Ortaya konan uluslararası verilere baktığımız zaman, OECD ülkeleri arasında en fazla şiddete maruz kalan kadınların Türkiye’de yaşayan kadınlar olduğu saptanıyor. Türkiye, %38 oranla kadınların en fazla şiddete maruz kaldığı OECD ülkesi olarak birincisi sırada yer alırken onu, %37,4 oranıyla Kolombiya, %36 oranla Kosta Rika takip ediyor. ABD ise %35,6 şiddete maruz kalan kadın oranıyla dördüncü sırada yer alıyor. Listeyi %30 şiddete maruz kalan kadın oranıyla Finlandiya, %29 oranla İngiltere, %26 oranla Fransa, %22 oranla Almanya ve %19 oranlarla Yunanistan ve İtalya takip ediyor.

Elbette ki Türkiye’nin OECD ülkeleri arasında kadınlara karşı en çok şiddet gösteren ülke olması çok üzücüdür. Ayrıca bu nedenle Türkiye’nin kendi mimarlığını yaptığı İstanbul Sözleşmesinden çıkmasını bir kez daha gözden geçirmesi ve bu yanlış kararından dönmesi gerekmektedir. Çünkü İstanbul Sözleşmesi, bu anlamda var olan en donanımlı, en ayrıntılı bir sözleşmedir ve en iyi düzenlenmiş bir sözleşmedir.

Kadına karşı şiddet dünyada da sürdürülmektedir. Ukrayna ve Gazze’de sürdürülen savaşta kadınlar ve çocuklarda büyük zarar görmüş ve yaşamlarını yitirmişlerdir.

Bu konuda, BM Kadınlara Karşı Ayrımcılığın Önlenmesi Komitesinin 30 No.lu Genel Tavsiye Kararında; silahlı çatışmalar dahil olmak üzere tüm insani krizlerde uluslararası insancıl hukuk ile ceza hukukunun ilkeleri doğrultusunda kadın haklarının güvence altına alınması gerektiği belirtilerek işgal bölgelerindeki kadınların her türlü şiddet biçimine karşı korunmaları, hamile ve yeni doğum yapan kadınlar için yardımlara serbest geçiş imkanı verilmesi, hamile ve yedi yaşın altında çocuğu olan annelerin korunması için güvenli bölgelerin oluşturulması gerektiği” vurgulanmıştır.

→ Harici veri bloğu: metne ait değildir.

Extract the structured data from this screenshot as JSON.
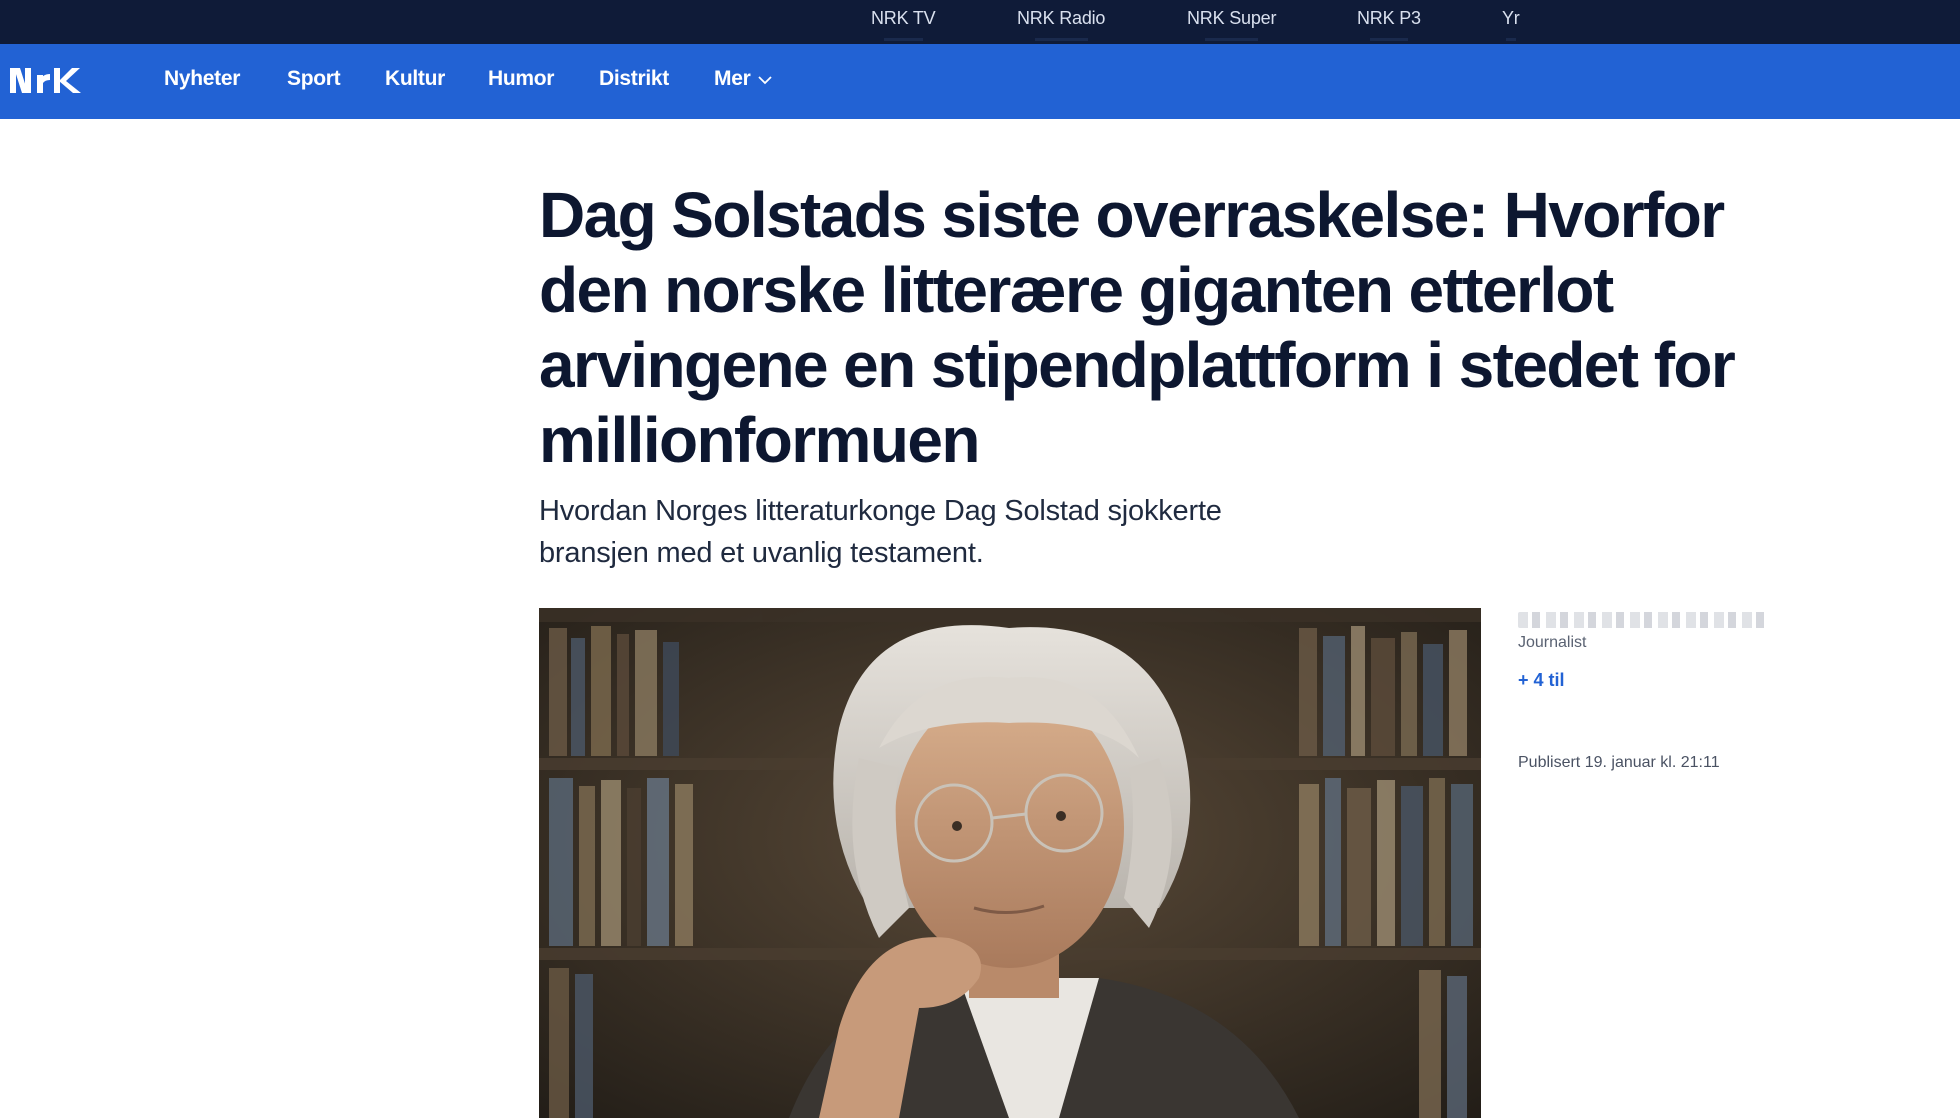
{
  "top_bar": {
    "links": [
      "NRK TV",
      "NRK Radio",
      "NRK Super",
      "NRK P3",
      "Yr"
    ]
  },
  "main_nav": {
    "logo_text": "NRK",
    "items": [
      "Nyheter",
      "Sport",
      "Kultur",
      "Humor",
      "Distrikt",
      "Mer"
    ]
  },
  "article": {
    "headline": "Dag Solstads siste overraskelse: Hvorfor den norske litterære giganten etterlot arvingene en stipendplattform i stedet for millionformuen",
    "lede": "Hvordan Norges litteraturkonge Dag Solstad sjokkerte bransjen med et uvanlig testament.",
    "byline_role": "Journalist",
    "more_authors": "+ 4 til",
    "published": "Publisert 19. januar kl. 21:11"
  },
  "colors": {
    "top_bar": "#0f1b38",
    "nav_bar": "#2262d4",
    "headline": "#0d1730",
    "link": "#2262d4"
  }
}
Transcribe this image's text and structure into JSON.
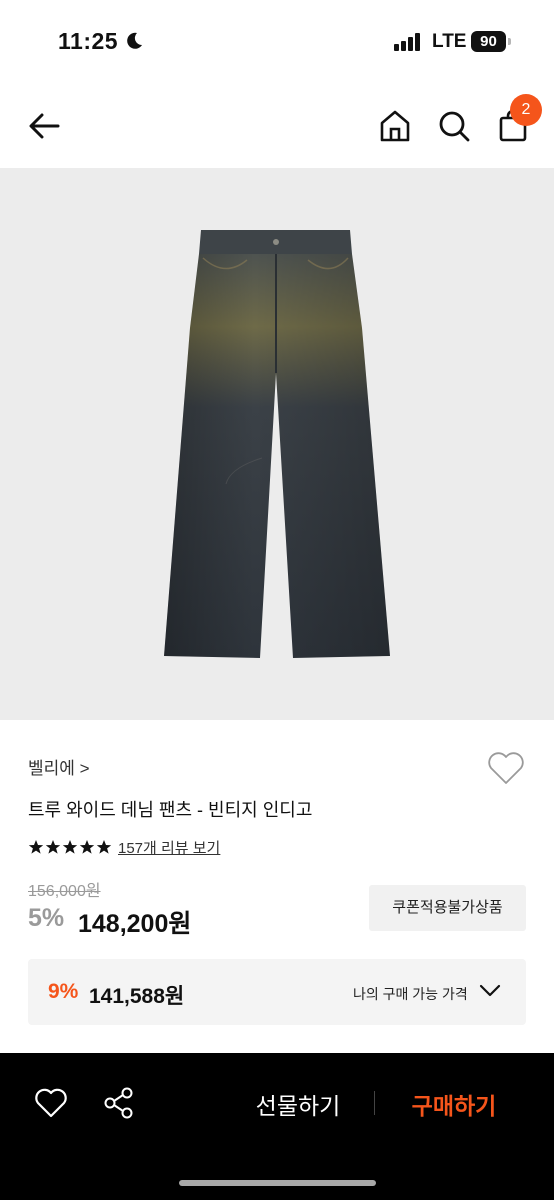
{
  "status_bar": {
    "time": "11:25",
    "network": "LTE",
    "battery": "90"
  },
  "nav": {
    "cart_count": "2",
    "back_icon": "arrow-left-icon",
    "home_icon": "home-icon",
    "search_icon": "search-icon",
    "cart_icon": "shopping-bag-icon"
  },
  "product": {
    "brand": "벨리에 >",
    "name": "트루 와이드 데님 팬츠 - 빈티지 인디고",
    "rating_stars": 5,
    "review_link": "157개 리뷰 보기",
    "original_price": "156,000원",
    "discount_rate": "5%",
    "sale_price": "148,200원",
    "coupon_tag": "쿠폰적용불가상품"
  },
  "my_price": {
    "rate": "9%",
    "price": "141,588원",
    "label": "나의 구매 가능 가격"
  },
  "bottom_bar": {
    "gift_label": "선물하기",
    "buy_label": "구매하기"
  },
  "colors": {
    "accent": "#f5551b",
    "image_bg": "#ececec",
    "bar_bg": "#000000"
  }
}
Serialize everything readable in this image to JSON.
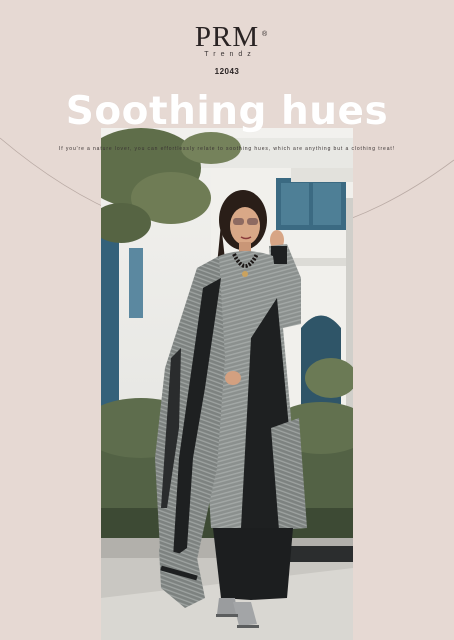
{
  "brand": {
    "name": "PRM",
    "registered_mark": "®",
    "subname": "Trendz",
    "catalog_number": "12043"
  },
  "headline": "Soothing hues",
  "tagline": "If you're a nature lover, you can effortlessly relate to soothing hues, which are anything but a clothing treat!",
  "colors": {
    "background": "#e6d9d3",
    "headline": "#ffffff",
    "brand_text": "#2a2424",
    "outfit_grey": "#8a8f8d",
    "outfit_black": "#1c1e1f"
  }
}
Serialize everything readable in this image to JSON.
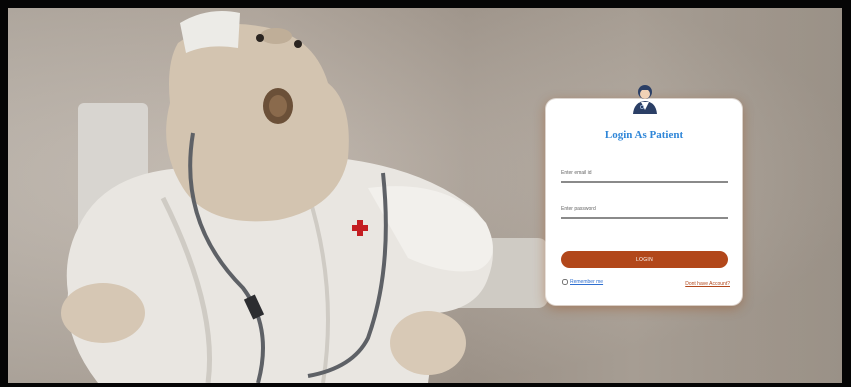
{
  "login_card": {
    "title": "Login As Patient",
    "email_placeholder": "Enter email id",
    "password_placeholder": "Enter password",
    "login_button": "LOGIN",
    "remember_label": "Remember me",
    "signup_link": "Dont have Account?"
  },
  "background": {
    "image": "plush hippo dressed as a doctor with stethoscope, sitting on a white chair"
  },
  "colors": {
    "accent_button": "#b2471a",
    "title_blue": "#2f86d8",
    "frame": "#050505"
  },
  "icons": [
    "doctor-avatar-icon",
    "red-cross-icon",
    "stethoscope-icon"
  ]
}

Buna karşın Ukrayna ve Gazze’de saldırıların ortasında kalan kadınlara belirtilen hakların hiç biri sağlanmamış ve uluslararası insancıl hukuk adeta yok sayılmıştır.

Sonuç olarak bir kez daha belirtelim ki kadına karşı şiddet bir insan hakları ihlalidir.

Erkler ayrılığının uygulandığı Yasama, yürütme ve yargı organlarında ayrıca yerel yönetimlerde kadınların hak ettikleri yerlerde bulunmaları kadına karşı şiddetle savaşımı hızlandıracak ve başarıya ulaştıracaktır.

Birleşmiş Milletler, bu yıl 16 Günlük Aktivizmi tüm dünyada “BİRLEŞİN! Kadınlara ve Kız Çocuklarına Yönelik Şiddeti Önlemek için Yatırım Yapın” teması ile başlatıyor. #BahanesiYok sloganını kullanan kampanya, kadınlara ve kız çocuklarına yönelik şiddetin önlenmesi için yatırım yapılması ve toplumsal normların dönüştürülmesi için çağrıda bulunuyor.

Kadınlara ve çocuklara yönelik şiddetin olmadığı, toplumsal cinsiyet eşitliğinin sağlandığı, şiddetin her türlüsünün bahanesi ve hafifletici nedenlerinin kabul edilmediği bir dünya çağrısıyla 25 Kasım Kadına Yönelik Şiddetle Mücadele Gününü kutluyorum.